South Dakota Gov. Kristi Noem says President Joe Biden’s executive order canceling the Keystone XL pipeline has “devastated” residents of her state economically.
Not only are thousands of workers left without jobs, Noem said, but communities were preparing for an influx of residents to work on the pipeline and the tax revenues it would generate.
The nearly 1,200-mile leg of the pipeline was to run from Alberta, Canada, through Montana, into South Dakota, and on to Nebraska. It was to run diagonally through nine counties in South Dakota before exiting the state.
“[The cancellation] was just wrong. It was responding to politics, but not the facts, behind what this really does for us in this country and the [energy] independence it gives us,” Noem said Wednesday night on Fox News Channel’s “Hannity” program. “And I’m all about supporting a diversified energy portfolio, but it should be an American energy portfolio. This is a national security issue.”
A week earlier, Feb. 16, on “Fox News Primetime,” the Republican governor said construction of the pipeline was well underway when the president pulled the plug on it:
In fact, they had already built a couple of pumping stations. They had the pipeline laid out ready to be installed, and then when [Biden] pulled the permits, everything just stopped.
Noem related stories she had heard of families and businesses facing economic hardship that will result from the cancellation.
“We had restaurants and motels and gas stations that had expanded, getting ready for the workers that were going to be here [for] the next several years building the pipeline,” she said, adding that communities were counting on the property tax revenues for road maintenance and teachers’ salaries.
“Overnight, their whole plan for the future was just gone,” Noem said.
A week earlier, Feb. 8, South Dakota residents and business owners upset by the cancellation appealed to the state’s Republican congressman to help save the project.

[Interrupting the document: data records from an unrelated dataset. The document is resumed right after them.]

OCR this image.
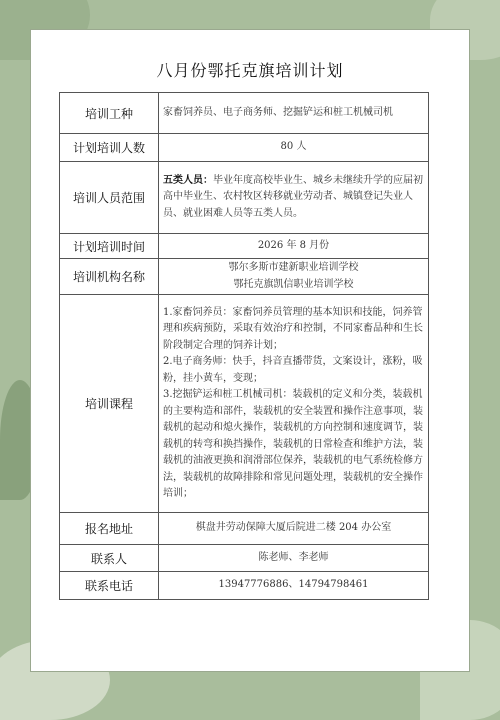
八月份鄂托克旗培训计划
培训工种	家畜饲养员、电子商务师、挖掘铲运和桩工机械司机
计划培训人数	80 人
培训人员范围	五类人员：毕业年度高校毕业生、城乡未继续升学的应届初高中毕业生、农村牧区转移就业劳动者、城镇登记失业人员、就业困难人员等五类人员。
计划培训时间	2026 年 8 月份
培训机构名称	鄂尔多斯市建新职业培训学校
鄂托克旗凯信职业培训学校

培训课程	1.家畜饲养员：家畜饲养员管理的基本知识和技能，饲养管理和疾病预防，采取有效治疗和控制，不同家畜品种和生长阶段制定合理的饲养计划；
2.电子商务师：快手，抖音直播带货，文案设计，涨粉，吸粉，挂小黄车，变现；
3.挖掘铲运和桩工机械司机：装载机的定义和分类，装载机的主要构造和部件，装载机的安全装置和操作注意事项，装载机的起动和熄火操作，装载机的方向控制和速度调节，装载机的转弯和换挡操作，装载机的日常检查和维护方法，装载机的油液更换和润滑部位保养，装载机的电气系统检修方法，装载机的故障排除和常见问题处理，装载机的安全操作培训；

报名地址	棋盘井劳动保障大厦后院进二楼 204 办公室
联系人	陈老师、李老师
联系电话	13947776886、14794798461
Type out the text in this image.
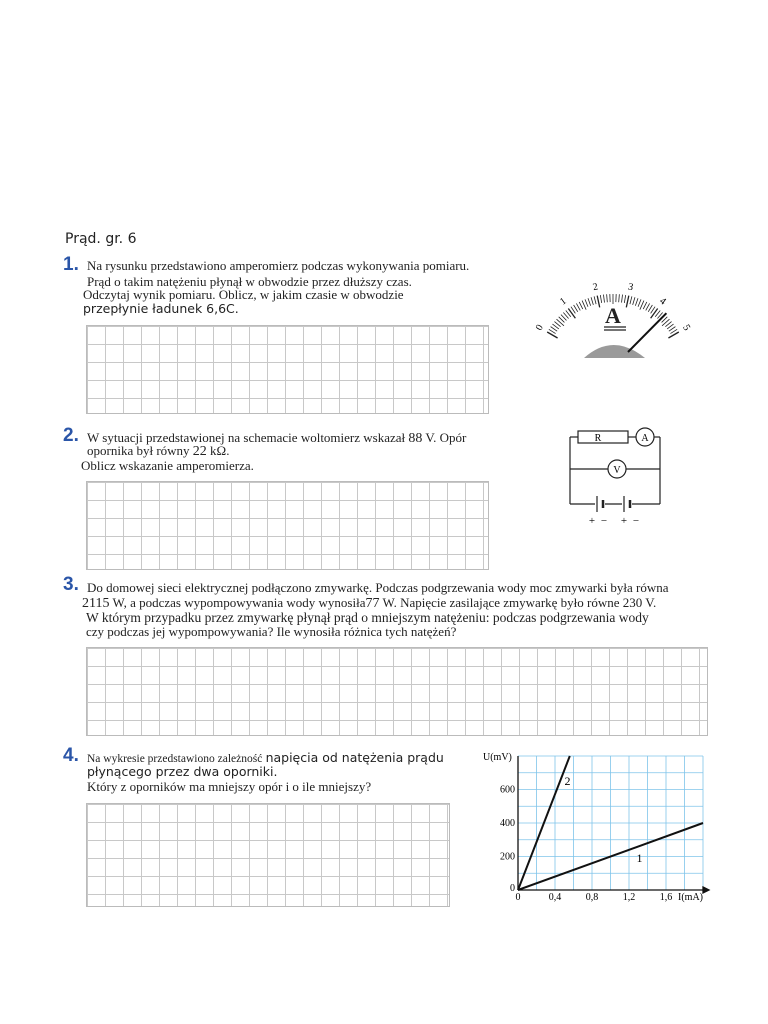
Prąd. gr. 6
1. Na rysunku przedstawiono amperomierz podczas wykonywania pomiaru.
Prąd o takim natężeniu płynął w obwodzie przez dłuższy czas.
Odczytaj wynik pomiaru. Oblicz, w jakim czasie w obwodzie
przepłynie ładunek 6,6C.
0
1
2	3
4
5
A
2. W sytuacji przedstawionej na schemacie woltomierz wskazał 88 V. Opór
opornika był równy 22 kΩ.
Oblicz wskazanie amperomierza.
R	A
V
+ − + −
3. Do domowej sieci elektrycznej podłączono zmywarkę. Podczas podgrzewania wody moc zmywarki była równa
2115 W, a podczas wypompowywania wody wynosiła77 W. Napięcie zasilające zmywarkę było równe 230 V.
W którym przypadku przez zmywarkę płynął prąd o mniejszym natężeniu: podczas podgrzewania wody
czy podczas jej wypompowywania? Ile wynosiła różnica tych natężeń?
4. Na wykresie przedstawiono zależność napięcia od natężenia prądu
płynącego przez dwa oporniki.
Który z oporników ma mniejszy opór i o ile mniejszy?
U(mV)
I(mA)
0,4 0,8 1,2 1,6
200
400
600
0
0
1
2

Rep. Dusty Johnson, R-S.D., organized the gathering and was joined by Rep. Kelly Armstrong, R-N.D., who is sponsoring legislation to restart the pipeline, and Rep. Dan Newhouse, R-Wash., chairman of the bipartisan Congressional Western Caucus, The Associated Press reported.
Jeff Birkeland, the CEO of West Central Electric Cooperative, a business that would have serviced pump stations along part of the pipeline route, said his company “lost $90 million in revenue.” He added that the pipeline would have created an estimated $100 million in annual tax revenues for the state government and municipalities.
Johnson said he hopes the testimonies by South Dakotans will help revive the pipeline project. “It is so often that stories hold more weight than data,” he was quoted as saying.
South Dakota’s unemployment rate decreased 0.5% to 3% in December 2020, before the pipeline cancellation, according to the state’s Department of Labor and Regulation. The number of unemployed decreased by 2,000 (12.5%) to 14,000.